Campaign opinion: First Anniversary: Stuart Richardson, Chief Operating Officer, NSFT

Stuart Richardson was appointed as Chief Operating Officer of Norfolk and Suffolk NHS Foundation Trust (NSFT) under the leadership of former Chief Executive, Antek Lejk and former Chair, Gary Page and started his job on 1st August 2018. One year ago today. Managing beds is his responsibility.

In the six months immediately before Stuart Richardson joined NSFT, between February and July 2018, NSFT transported people in crisis for a total of 3,595 bed days. In addition to the human misery, at an average cost of £550 per bed per night, this will have cost the NHS about £1,977,250.

For the latest six months available, between January and June 2019, Stuart Richardson managed to set new records, even by the dire standards of NSFT. NSFT transported people in crisis for a total of 9,131 bed days. In addition to the human misery, at an average cost of £550 per bed per night, this will have cost the NHS about £5,022,050.

So, in return for Stuart Richardson’s six-figure annual salary, the people of Norfolk and Suffolk have seen the already intolerable number of out of area bed days more than double and been landed with additional costs of more than £3 million. Over just six months. From where will this money come?

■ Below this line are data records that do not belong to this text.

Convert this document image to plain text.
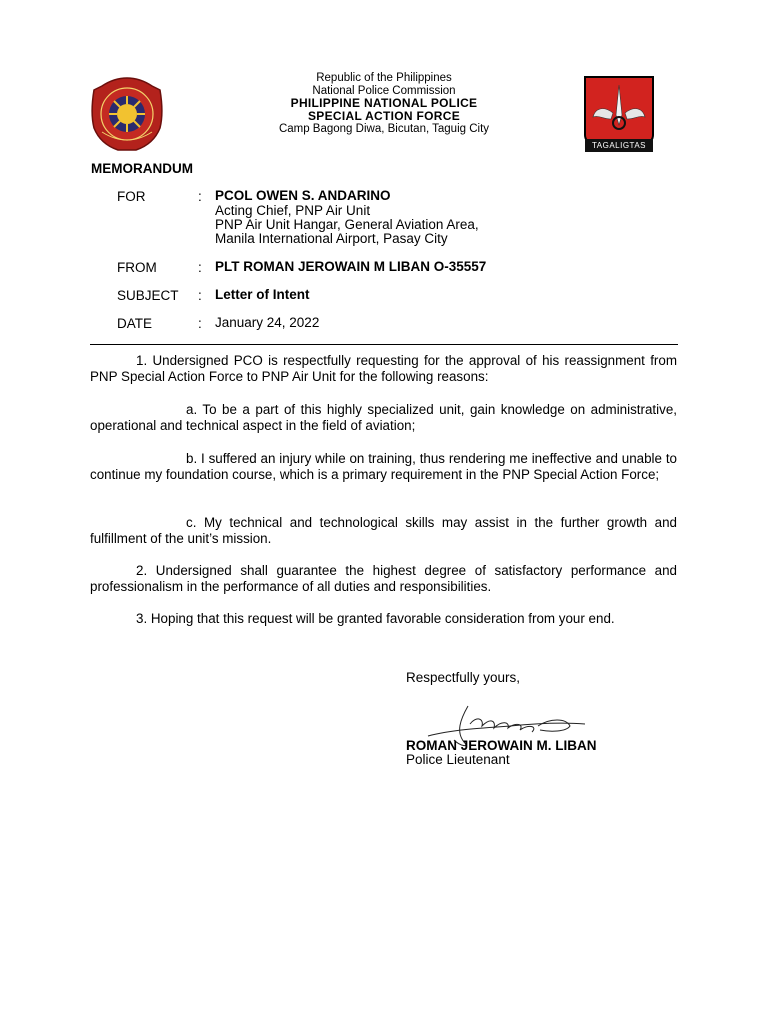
Republic of the Philippines
National Police Commission
PHILIPPINE NATIONAL POLICE
SPECIAL ACTION FORCE
Camp Bagong Diwa, Bicutan, Taguig City
TAGALIGTAS
MEMORANDUM
FOR	: PCOL OWEN S. ANDARINO
Acting Chief, PNP Air Unit
PNP Air Unit Hangar, General Aviation Area,
Manila International Airport, Pasay City
FROM	: PLT ROMAN JEROWAIN M LIBAN O-35557
SUBJECT : Letter of Intent
DATE	: January 24, 2022
1. Undersigned PCO is respectfully requesting for the approval of his reassignment from PNP Special Action Force to PNP Air Unit for the following reasons:
a. To be a part of this highly specialized unit, gain knowledge on administrative, operational and technical aspect in the field of aviation;
b. I suffered an injury while on training, thus rendering me ineffective and unable to continue my foundation course, which is a primary requirement in the PNP Special Action Force;
c. My technical and technological skills may assist in the further growth and fulfillment of the unit’s mission.
2. Undersigned shall guarantee the highest degree of satisfactory performance and professionalism in the performance of all duties and responsibilities.
3. Hoping that this request will be granted favorable consideration from your end.
Respectfully yours,
ROMAN JEROWAIN M. LIBAN
Police Lieutenant
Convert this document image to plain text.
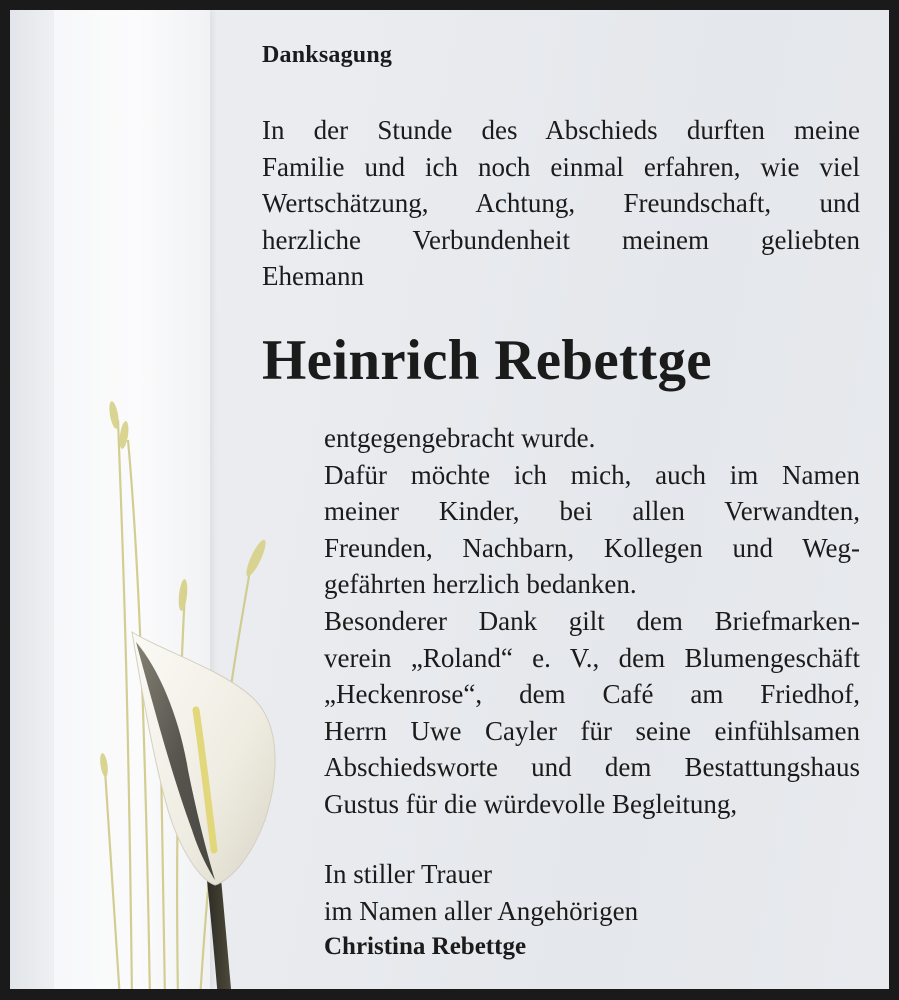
Danksagung
In der Stunde des Abschieds durften meine
Familie und ich noch einmal erfahren, wie viel
Wertschätzung, Achtung, Freundschaft, und
herzliche Verbundenheit meinem geliebten
Ehemann
Heinrich Rebettge
entgegengebracht wurde.
Dafür möchte ich mich, auch im Namen
meiner Kinder, bei allen Verwandten,
Freunden, Nachbarn, Kollegen und Weg-
gefährten herzlich bedanken.
Besonderer Dank gilt dem Briefmarken-
verein „Roland“ e. V., dem Blumengeschäft
„Heckenrose“, dem Café am Friedhof,
Herrn Uwe Cayler für seine einfühlsamen
Abschiedsworte und dem Bestattungshaus
Gustus für die würdevolle Begleitung,
In stiller Trauer
im Namen aller Angehörigen
Christina Rebettge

In the month before the latest CQC inspection failure, August 2018, the same month that Stuart Richardson started at NSFT, there were 565 out of area bed days. The latest month available, June 2019, shows 1,385 out of area bed days, which is a 143 per cent increase on August 2018. April 2019, when Stuart Richardson had been in post for eight months, saw a staggering 1,911 out of area beds days, more than three times the number when Stuart Richardson started in August 2018 and the highest ever recorded at NSFT.

In each of the first six months of 2019, the number of out of area bed days at NSFT has been higher than at any time since NHS Digital started recording the information in April 2016, more than three years ago.

Let’s put this in perspective: in the year before the cuts and chaos of the radical redesign, 2012-13, NSFT sent six (6) patients out of area. During the entire year.

What do we think caused this massive deterioration in operational performance?

It wasn’t just chance.

We warned both the new trust chair, Marie Gabriel, and the new Chief Executive, Jonathan Warren, about what was going on in their first days in their jobs.

We believe Stuart Richardson thought he would ‘sort out’ bed management and the crisis and home treatment teams and secure his position in NSFT’s internal politics: people were pushed out with wasteful and massive settlements; henchmen were sent in; front line staff were marginalised, ignored and demoralised; services were clumsily rearranged; front line clinicians tell us they were bullied and many went off sick, retired or got jobs elsewhere. The result was operational chaos.

While front line mental health services were going into meltdown, Stuart Richardson was preoccupied with the disastrous and shambolic ‘radical restructure’ which had virtually no input from front line clinicians and was not co-produced.

Those around Richardson, some the same people responsible for the meltdown in crisis services, secured senior positions in the new structure. Worse still, not seemingly knowing or caring about what had happened before, many of those re-employed or promoted were deeply involved in the ‘radical redesign’ and the failures of the past six years.

Let’s be frank about this: people died as a result of the radical redesign; some campaigners buried their children.

We told Marie Gabriel and Jonathan Warren face-to-face that they should stop or delay the ‘radical restructure’ but they ignored our advice. Now we can see the results of that fatal mistake.

While NSFT claimed it was reducing its layers of bureaucracy, Richardson appointed himself a deputy and a scandalous appointment at that.

Meanwhile, in contrast, there has been no lead clinician in mental health services in Norwich, the area in the greatest chaos, for months. The newly-appointed Clinical Director, deeply implicated in the disaster of the radical redesign, does not start until September but the previous Lead Clinician gave up their role months ago. The right candidate wouldn’t have tolerated a vacuum in clinical leadership and would have got to work straight away.

These are the priorities and values of ‘clinically-led’ NSFT. We can’t imagine what the CQC will think when it inspects in September. How can a ‘clinically-led’ NHS trust leave large areas without clinical leadership for months or allow the number of out of area bed days to go through the roof?

The ‘radical restructure’ shambles should have been stopped before it started and Stuart Richardson should have been sacked months ago. Every day he remains Chief Operating Officer is a day wasted and an insult to the hundreds of additional people transported across the country.